Clinton – l'ancienne candidate à la présidentielle, et non le comédien – a déclaré devant une salle comble de près de 500 personnes que Kleinbaum avait créé une « communauté spirituelle audacieuse de résistance et d'amour » et que sa carrière « démontre que la joie et la résilience peuvent avoir leurs racines dans le désespoir et l’adversité.

La chorale communautaire CBST a clôturé la soirée en chantant « L'Dor v'Dor » (en hébreu « de génération en génération »).

Les « synagogues gays » comptent-elles toujours ?

La vie des Américains LGBTQ+ a radicalement changé depuis les débuts de Kleinbaum à CBST. Être diagnostiqué séropositif n’est plus automatiquement une condamnation à mort. Le mariage gay est désormais légal. Les femmes sont largement acceptées comme rabbins dans les confessions libérales. Ce qui était autrefois rare – les homosexuels ayant des enfants – est désormais monnaie courante. CBST dispose désormais d’une école d’hébreu et d’un parcours pour les adolescents « post-b mitsvah ».

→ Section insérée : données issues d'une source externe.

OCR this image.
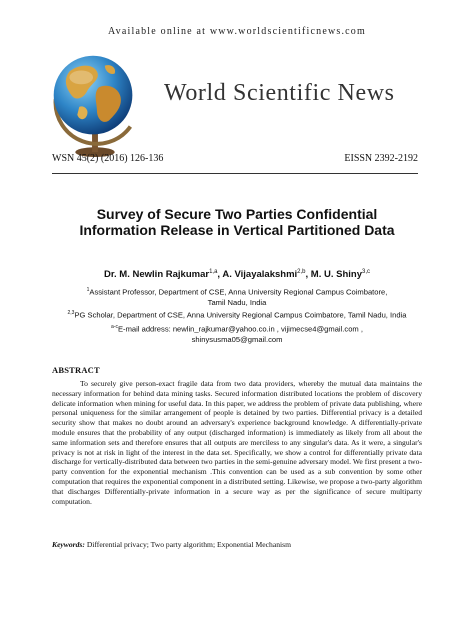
Available online at www.worldscientificnews.com
World Scientific News
WSN 45(2) (2016) 126-136	EISSN 2392-2192
Survey of Secure Two Parties Confidential
Information Release in Vertical Partitioned Data
Dr. M. Newlin Rajkumar$^{1,a}$, A. Vijayalakshmi$^{2,b}$, M. U. Shiny$^{3,c}$
$^1$Assistant Professor, Department of CSE, Anna University Regional Campus Coimbatore,
Tamil Nadu, India
$^{2,3}$PG Scholar, Department of CSE, Anna University Regional Campus Coimbatore, Tamil Nadu, India
$^{a-c}$E-mail address: newlin_rajkumar@yahoo.co.in , vijimecse4@gmail.com ,
shinysusma05@gmail.com
ABSTRACT

To securely give person-exact fragile data from two data providers, whereby the mutual data maintains the necessary information for behind data mining tasks. Secured information distributed locations the problem of discovery delicate information when mining for useful data. In this paper, we address the problem of private data publishing, where personal uniqueness for the similar arrangement of people is detained by two parties. Differential privacy is a detailed security show that makes no doubt around an adversary's experience background knowledge. A differentially-private module ensures that the probability of any output (discharged information) is immediately as likely from all about the same information sets and therefore ensures that all outputs are merciless to any singular's data. As it were, a singular's privacy is not at risk in light of the interest in the data set. Specifically, we show a control for differentially private data discharge for vertically-distributed data between two parties in the semi-genuine adversary model. We first present a two-party convention for the exponential mechanism .This convention can be used as a sub convention by some other computation that requires the exponential component in a distributed setting. Likewise, we propose a two-party algorithm that discharges Differentially-private information in a secure way as per the significance of secure multiparty computation.

Keywords: Differential privacy; Two party algorithm; Exponential Mechanism
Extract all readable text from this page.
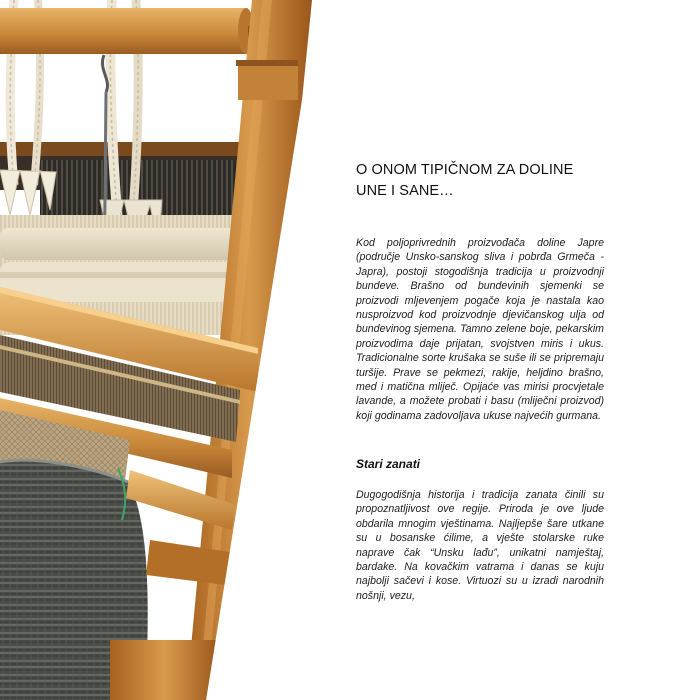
O ONOM TIPIČNOM ZA DOLINE
UNE I SANE…

Kod poljoprivrednih proizvođača doline Japre (područje Unsko-sanskog sliva i pobrđa Grmeča - Japra), postoji stogodišnja tradicija u proizvodnji bundeve. Brašno od bundevinih sjemenki se proizvodi mljevenjem pogače koja je nastala kao nusproizvod kod proizvodnje djevičanskog ulja od bundevinog sjemena. Tamno zelene boje, pekarskim proizvodima daje prijatan, svojstven miris i ukus. Tradicionalne sorte krušaka se suše ili se pripremaju turšije. Prave se pekmezi, rakije, heljdino brašno, med i matična mliječ. Opijaće vas mirisi procvjetale lavande, a možete probati i basu (mliječni proizvod) koji godinama zadovoljava ukuse najvećih gurmana.

Stari zanati

Dugogodišnja historija i tradicija zanata činili su propoznatljivost ove regije. Priroda je ove ljude obdarila mnogim vještinama. Najljepše šare utkane su u bosanske ćilime, a vješte stolarske ruke naprave čak “Unsku lađu”, unikatni namještaj, bardake. Na kovačkim vatrama i danas se kuju najbolji sačevi i kose. Virtuozi su u izradi narodnih nošnji, vezu,
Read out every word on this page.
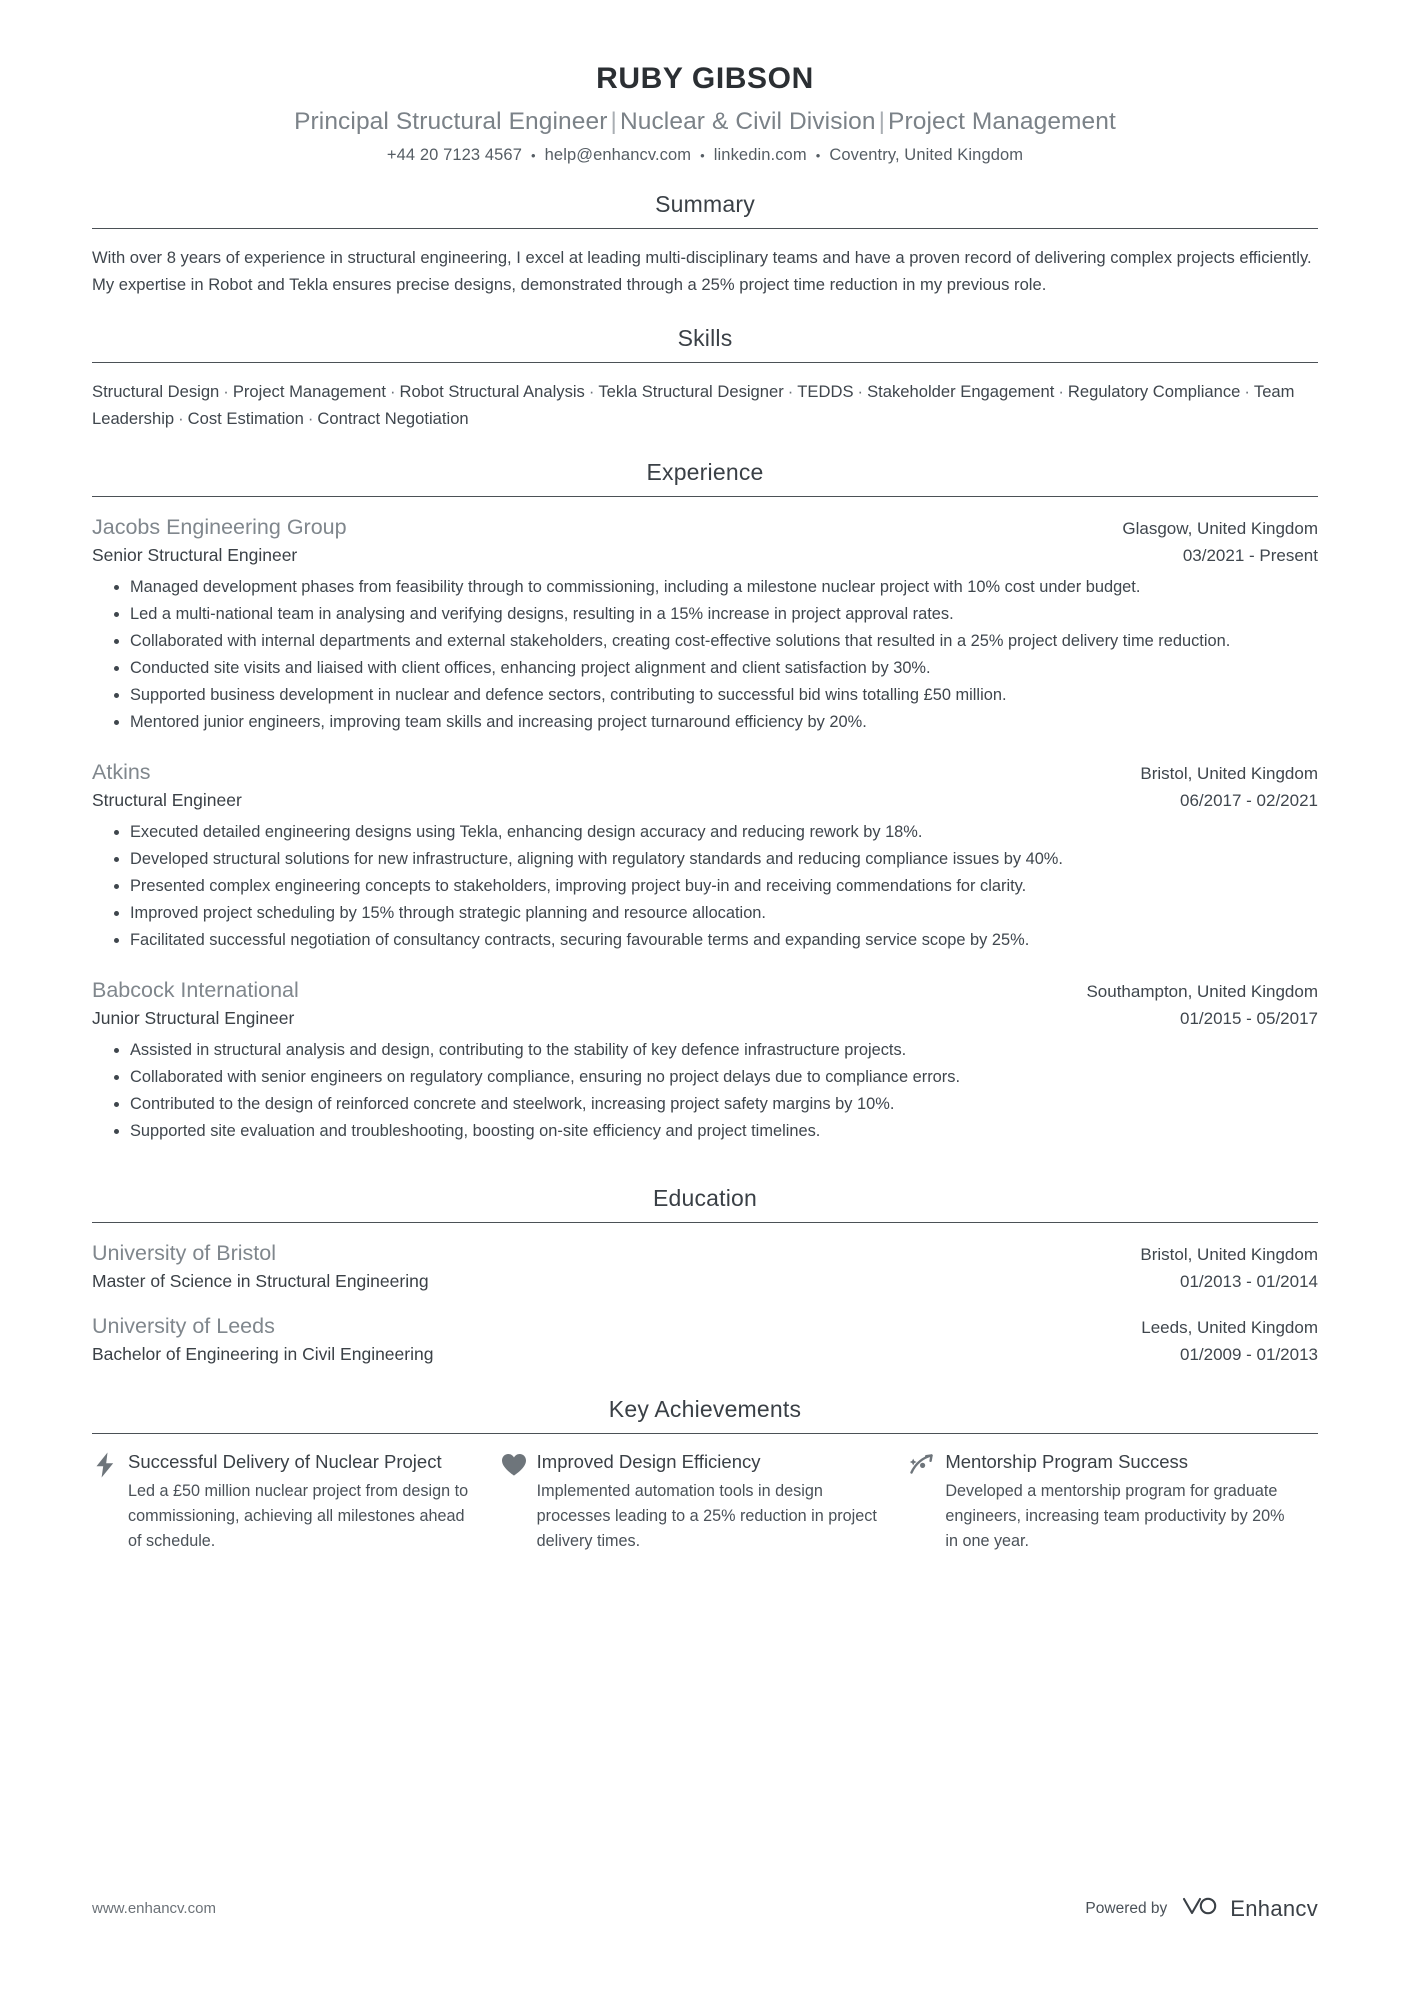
RUBY GIBSON
Principal Structural Engineer | Nuclear & Civil Division | Project Management
+44 20 7123 4567 • help@enhancv.com • linkedin.com • Coventry, United Kingdom
Summary
With over 8 years of experience in structural engineering, I excel at leading multi-disciplinary teams and have a proven record of delivering complex projects efficiently. My expertise in Robot and Tekla ensures precise designs, demonstrated through a 25% project time reduction in my previous role.
Skills
Structural Design · Project Management · Robot Structural Analysis · Tekla Structural Designer · TEDDS · Stakeholder Engagement · Regulatory Compliance · Team Leadership · Cost Estimation · Contract Negotiation
Experience
Jacobs Engineering Group	Glasgow, United Kingdom
Senior Structural Engineer	03/2021 - Present
Managed development phases from feasibility through to commissioning, including a milestone nuclear project with 10% cost under budget.
Led a multi-national team in analysing and verifying designs, resulting in a 15% increase in project approval rates.
Collaborated with internal departments and external stakeholders, creating cost-effective solutions that resulted in a 25% project delivery time reduction.
Conducted site visits and liaised with client offices, enhancing project alignment and client satisfaction by 30%.
Supported business development in nuclear and defence sectors, contributing to successful bid wins totalling £50 million.
Mentored junior engineers, improving team skills and increasing project turnaround efficiency by 20%.
Atkins	Bristol, United Kingdom
Structural Engineer	06/2017 - 02/2021
Executed detailed engineering designs using Tekla, enhancing design accuracy and reducing rework by 18%.
Developed structural solutions for new infrastructure, aligning with regulatory standards and reducing compliance issues by 40%.
Presented complex engineering concepts to stakeholders, improving project buy-in and receiving commendations for clarity.
Improved project scheduling by 15% through strategic planning and resource allocation.
Facilitated successful negotiation of consultancy contracts, securing favourable terms and expanding service scope by 25%.
Babcock International	Southampton, United Kingdom
Junior Structural Engineer	01/2015 - 05/2017
Assisted in structural analysis and design, contributing to the stability of key defence infrastructure projects.
Collaborated with senior engineers on regulatory compliance, ensuring no project delays due to compliance errors.
Contributed to the design of reinforced concrete and steelwork, increasing project safety margins by 10%.
Supported site evaluation and troubleshooting, boosting on-site efficiency and project timelines.
Education
University of Bristol	Bristol, United Kingdom
Master of Science in Structural Engineering	01/2013 - 01/2014
University of Leeds	Leeds, United Kingdom
Bachelor of Engineering in Civil Engineering	01/2009 - 01/2013
Key Achievements
Successful Delivery of Nuclear Project
Led a £50 million nuclear project from design to commissioning, achieving all milestones ahead of schedule.
Improved Design Efficiency
Implemented automation tools in design processes leading to a 25% reduction in project delivery times.
Mentorship Program Success
Developed a mentorship program for graduate engineers, increasing team productivity by 20% in one year.
www.enhancv.com	Powered by	Enhancv
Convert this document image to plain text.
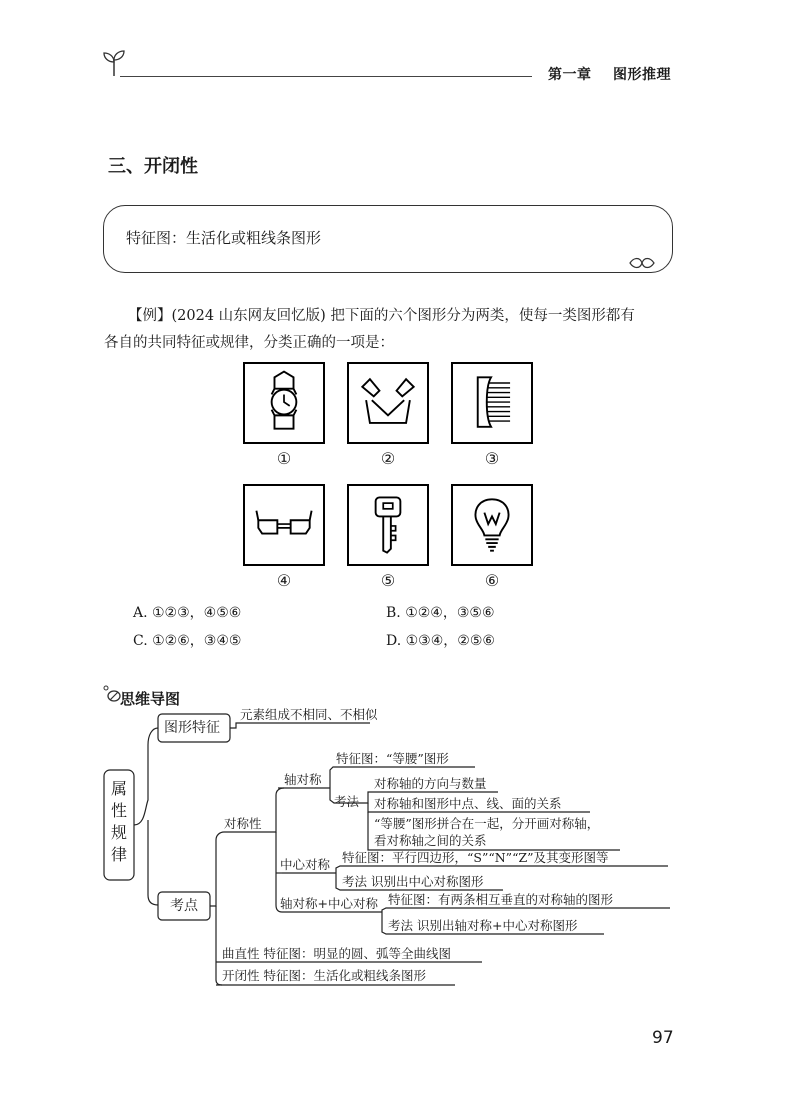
第一章    图形推理
三、开闭性
特征图：生活化或粗线条图形
【例】(2024 山东网友回忆版) 把下面的六个图形分为两类，使每一类图形都有
各自的共同特征或规律，分类正确的一项是：
①	②	③
④	⑤	⑥
A. ①②③，④⑤⑥	B. ①②④，③⑤⑥
C. ①②⑥，③④⑤	D. ①③④，②⑤⑥
思维导图
属
性
规
律
图形特征
元素组成不相同、不相似
考点
对称性
轴对称
特征图：“等腰”图形
考法
对称轴的方向与数量
对称轴和图形中点、线、面的关系
“等腰”图形拼合在一起，分开画对称轴，
看对称轴之间的关系
中心对称 特征图：平行四边形，“S”“N”“Z”及其变形图等
考法 识别出中心对称图形
轴对称+中心对称 特征图：有两条相互垂直的对称轴的图形
考法 识别出轴对称+中心对称图形
曲直性 特征图：明显的圆、弧等全曲线图
开闭性 特征图：生活化或粗线条图形
97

Les personnes ouvertement homosexuelles ne sont plus exclues de la vie religieuse juive comme elles l’étaient autrefois. Alors que CBST n'a pas été autorisé à participer lors du défilé du Salut à Israël pendant sept ans (les membres ont protesté contre leur exclusion des coulisses), depuis 1999, un contingent défile lors de l'événement annuel, comme d'autres synagogues.

Alors, une synagogue comme la CBST est-elle encore nécessaire ?

« Les personnes LGBTQ ont besoin d’un endroit où elles peuvent être ouvertement gays et profondément juives », d’autant plus que, dans le climat politique actuel, la tolérance envers les homosexuels est loin d’être garantie, a déclaré Kleinbaum.

« CBST est ancré dans notre histoire profonde en tant que lieu pour les Juifs rejetés de partout », a-t-elle ajouté, soulignant qu’elle compte de nombreux membres hétérosexuels et que son nouveau président est hétérosexuel. « Mais l'histoire et les valeurs d'être une communauté majoritairement LGBTQ+ sont au cœur de notre action et essentielles. »

Kleinbaum a déclaré qu'elle avait hâte de passer plus de temps à la retraite avec ses filles Liba et Molly, ainsi que ses petits-enfants sur la côte ouest. Elle a également hâte d'être relevée de ses fonctions administratives de rabbin principal.

«Je suis prête à avoir un espace ouvert et du temps pour réfléchir», a-t-elle déclaré. «J'espère travailler sur les élections de novembre, étudier, écrire, enseigner, prier, marcher, cuisiner, faire de la randonnée, peindre, bavarder, passer du temps avec des amis lors de longs dîners remplis de rires, faire de l'art, voyager, enfin apprendre à faire PowerPoint, allez dans plus de théâtre et de musées et soyez ouvert sur l’univers.